Ethel Sets the Table

Edwin Beer Fishley bowl

The third and last of the books I ordered from Cotswolds Living in the UK is Michael Cardew, Ethel Mairet and the New Handworkers Gallery: The Hill Collection, again by John Edgeler. In this monograph, Edgeler looks at the collection of pots, originally amassed by Ethel Mairet but passed into the hands of her heirs the Hill family, residents of New Zealand.

Mairet was a weaver. She married Ananda Coomaraswamy, an art historian and philosopher but the union was short lived. She then married Philip Mairet, a draughtsman, and together the couple built a comfortable Arts and Crafts style house called Gospels. She was an excellent weaver, studied the weaving of many other cultures, and wrote articles and books.

What makes her interesting to us is she was deeply appreciative of not only her own craft, weaving and spinning, but in everything handmade.
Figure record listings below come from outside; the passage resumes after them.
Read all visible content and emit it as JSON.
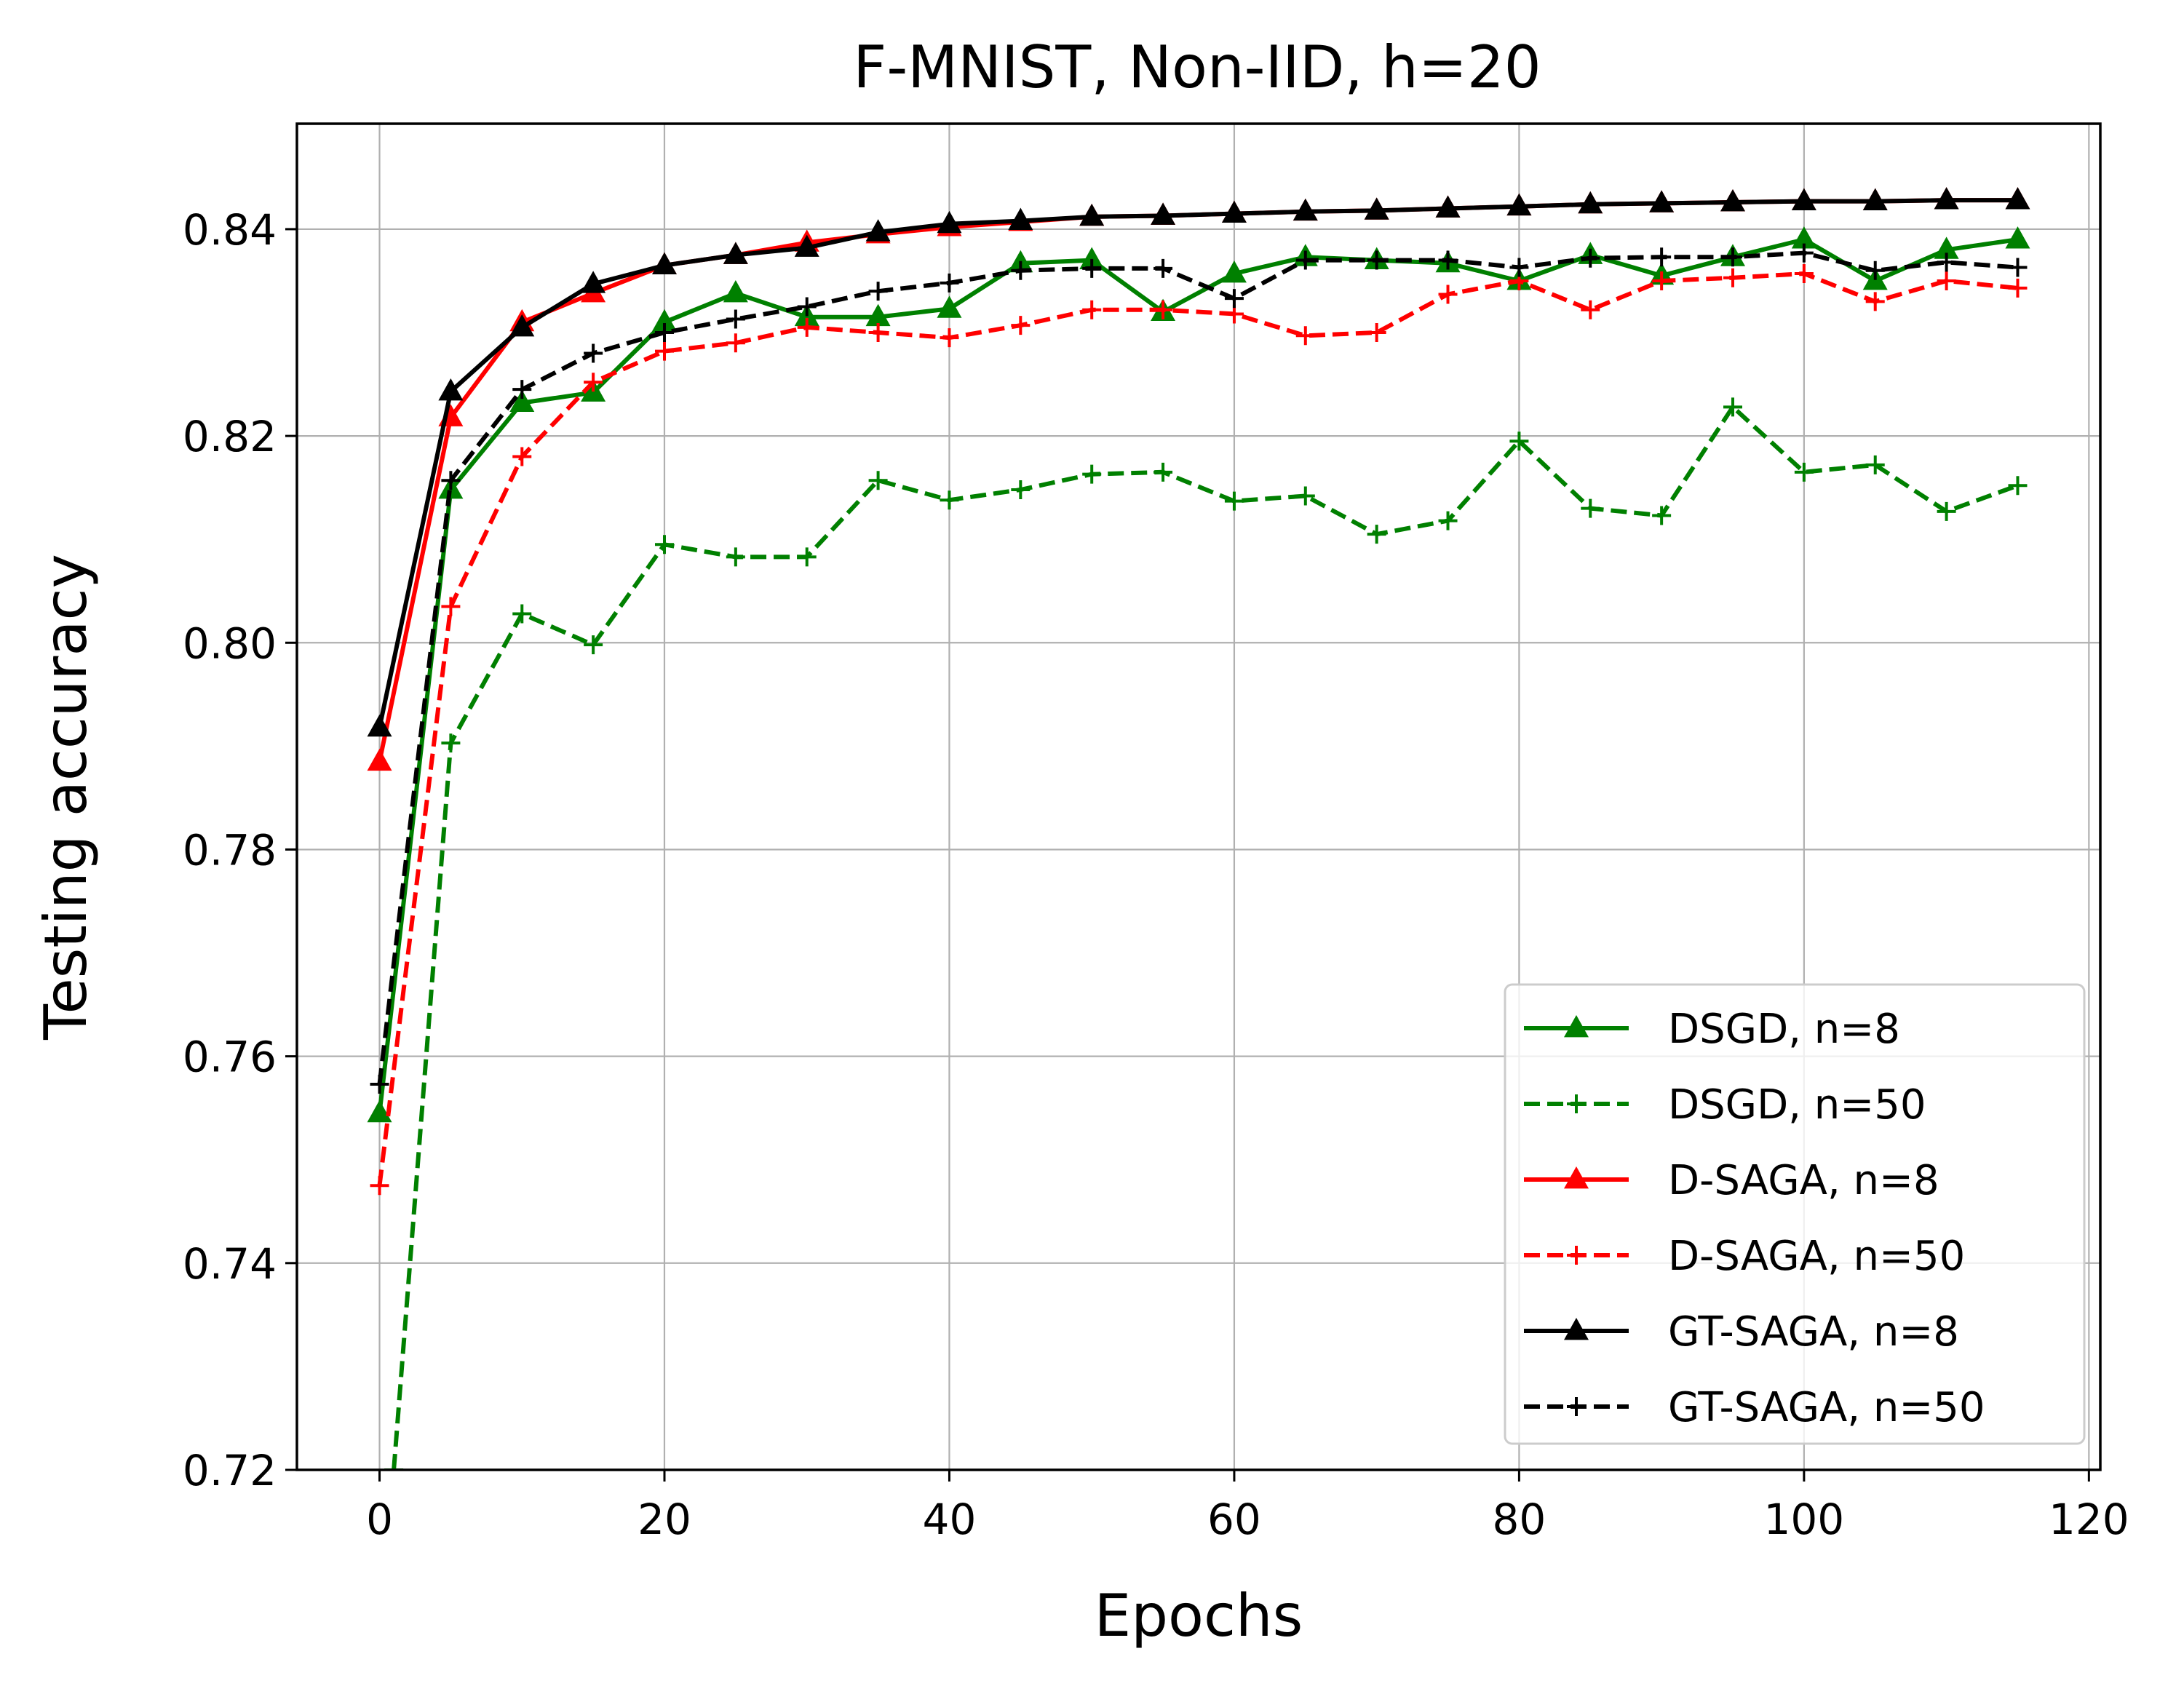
{
  "chart_data": {
    "type": "line",
    "title": "F-MNIST, Non-IID, h=20",
    "xlabel": "Epochs",
    "ylabel": "Testing accuracy",
    "xlim": [
      -5.8,
      120.8
    ],
    "ylim": [
      0.72,
      0.8502
    ],
    "xticks": [
      0,
      20,
      40,
      60,
      80,
      100,
      120
    ],
    "yticks": [
      0.72,
      0.74,
      0.76,
      0.78,
      0.8,
      0.82,
      0.84
    ],
    "ytick_labels": [
      "0.72",
      "0.74",
      "0.76",
      "0.78",
      "0.80",
      "0.82",
      "0.84"
    ],
    "grid": true,
    "legend_position": "lower-right",
    "x": [
      0,
      5,
      10,
      15,
      20,
      25,
      30,
      35,
      40,
      45,
      50,
      55,
      60,
      65,
      70,
      75,
      80,
      85,
      90,
      95,
      100,
      105,
      110,
      115
    ],
    "series": [
      {
        "name": "DSGD, n=8",
        "color": "#008000",
        "dash": "solid",
        "marker": "triangle",
        "values": [
          0.7545,
          0.8148,
          0.8232,
          0.8242,
          0.831,
          0.8338,
          0.8315,
          0.8315,
          0.8323,
          0.8367,
          0.837,
          0.832,
          0.8357,
          0.8373,
          0.837,
          0.8367,
          0.835,
          0.8375,
          0.8355,
          0.8373,
          0.839,
          0.835,
          0.838,
          0.839
        ]
      },
      {
        "name": "DSGD, n=50",
        "color": "#008000",
        "dash": "dashed",
        "marker": "plus",
        "points": [
          [
            1,
            0.72
          ],
          [
            5,
            0.7903
          ],
          [
            10,
            0.8028
          ],
          [
            15,
            0.7998
          ],
          [
            20,
            0.8095
          ],
          [
            25,
            0.8083
          ],
          [
            30,
            0.8083
          ],
          [
            35,
            0.8157
          ],
          [
            40,
            0.8138
          ],
          [
            45,
            0.8148
          ],
          [
            50,
            0.8163
          ],
          [
            55,
            0.8165
          ],
          [
            60,
            0.8137
          ],
          [
            65,
            0.8142
          ],
          [
            70,
            0.8105
          ],
          [
            75,
            0.8118
          ],
          [
            80,
            0.8195
          ],
          [
            85,
            0.813
          ],
          [
            90,
            0.8123
          ],
          [
            95,
            0.8228
          ],
          [
            100,
            0.8165
          ],
          [
            105,
            0.8172
          ],
          [
            110,
            0.8127
          ],
          [
            115,
            0.8152
          ]
        ]
      },
      {
        "name": "D-SAGA, n=8",
        "color": "#ff0000",
        "dash": "solid",
        "marker": "triangle",
        "values": [
          0.7885,
          0.8218,
          0.831,
          0.8338,
          0.8365,
          0.8375,
          0.8387,
          0.8395,
          0.8402,
          0.8407,
          0.8412,
          0.8413,
          0.8415,
          0.8417,
          0.8418,
          0.842,
          0.8422,
          0.8424,
          0.8425,
          0.8426,
          0.8427,
          0.8427,
          0.8428,
          0.8428
        ]
      },
      {
        "name": "D-SAGA, n=50",
        "color": "#ff0000",
        "dash": "dashed",
        "marker": "plus",
        "values": [
          0.7475,
          0.8035,
          0.818,
          0.8252,
          0.8282,
          0.829,
          0.8305,
          0.83,
          0.8295,
          0.8307,
          0.8322,
          0.8322,
          0.8318,
          0.8297,
          0.83,
          0.8337,
          0.835,
          0.8322,
          0.835,
          0.8353,
          0.8357,
          0.833,
          0.835,
          0.8343
        ]
      },
      {
        "name": "GT-SAGA, n=8",
        "color": "#000000",
        "dash": "solid",
        "marker": "triangle",
        "values": [
          0.7918,
          0.8243,
          0.8305,
          0.8347,
          0.8365,
          0.8375,
          0.8382,
          0.8397,
          0.8405,
          0.8408,
          0.8412,
          0.8413,
          0.8415,
          0.8417,
          0.8418,
          0.842,
          0.8422,
          0.8424,
          0.8425,
          0.8426,
          0.8427,
          0.8427,
          0.8428,
          0.8428
        ]
      },
      {
        "name": "GT-SAGA, n=50",
        "color": "#000000",
        "dash": "dashed",
        "marker": "plus",
        "values": [
          0.7573,
          0.8157,
          0.8245,
          0.828,
          0.83,
          0.8313,
          0.8325,
          0.834,
          0.8348,
          0.836,
          0.8362,
          0.8362,
          0.8333,
          0.837,
          0.837,
          0.837,
          0.8363,
          0.8372,
          0.8373,
          0.8373,
          0.8377,
          0.836,
          0.8368,
          0.8363
        ]
      }
    ]
  }
}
She had an eye for excellence. She set up a gallery in her home and sought out talented craftspeople. She was particularly interested in pottery, and ended up deeply influencing three of the most influential potters of the twentieth century; Bernard Leach, Shoji Hamada and Michael Cardew. She did this by serving dinner.

The country potter Edwin Beer Fishley, whose shop was nearby, was one of Mairet’s friends. She collected and used his pottery and, when she later became friends with Leach and Hamada and Cardew she introduced them to his work. She invited Hamada and Leach to dinner at her house. She set her large oak table with pitchers of various sizes, oval dishes, and green plates, all made by her friend, the slipware potter E.B.Fishley. It was a table setting the men never forgot and which Hamada still exclaimed over years later. When Hamada was about to return to Japan, she gave him a woolen suit she’d sewn from cloth she’d woven, seen in many subsequent photos of him. And he brought English slipware to Japan so he could continue look at it.

Leach declared Fishely the “last peasant potter” and praised him in his books. Cardew wanted to make pots that were as strong, and asked Fishley’s grandson, William Fishely Holland to teach him to throw.

The book is actually a catalog. Many of the photos are of early Cardew pots, which dominate the collection. The Cotswolds Living books are small, nicely produced affairs with good quality photos. Reading the book, I liked being reminded what an impact a table set with beautiful handmade dishes can have on the dinner guests.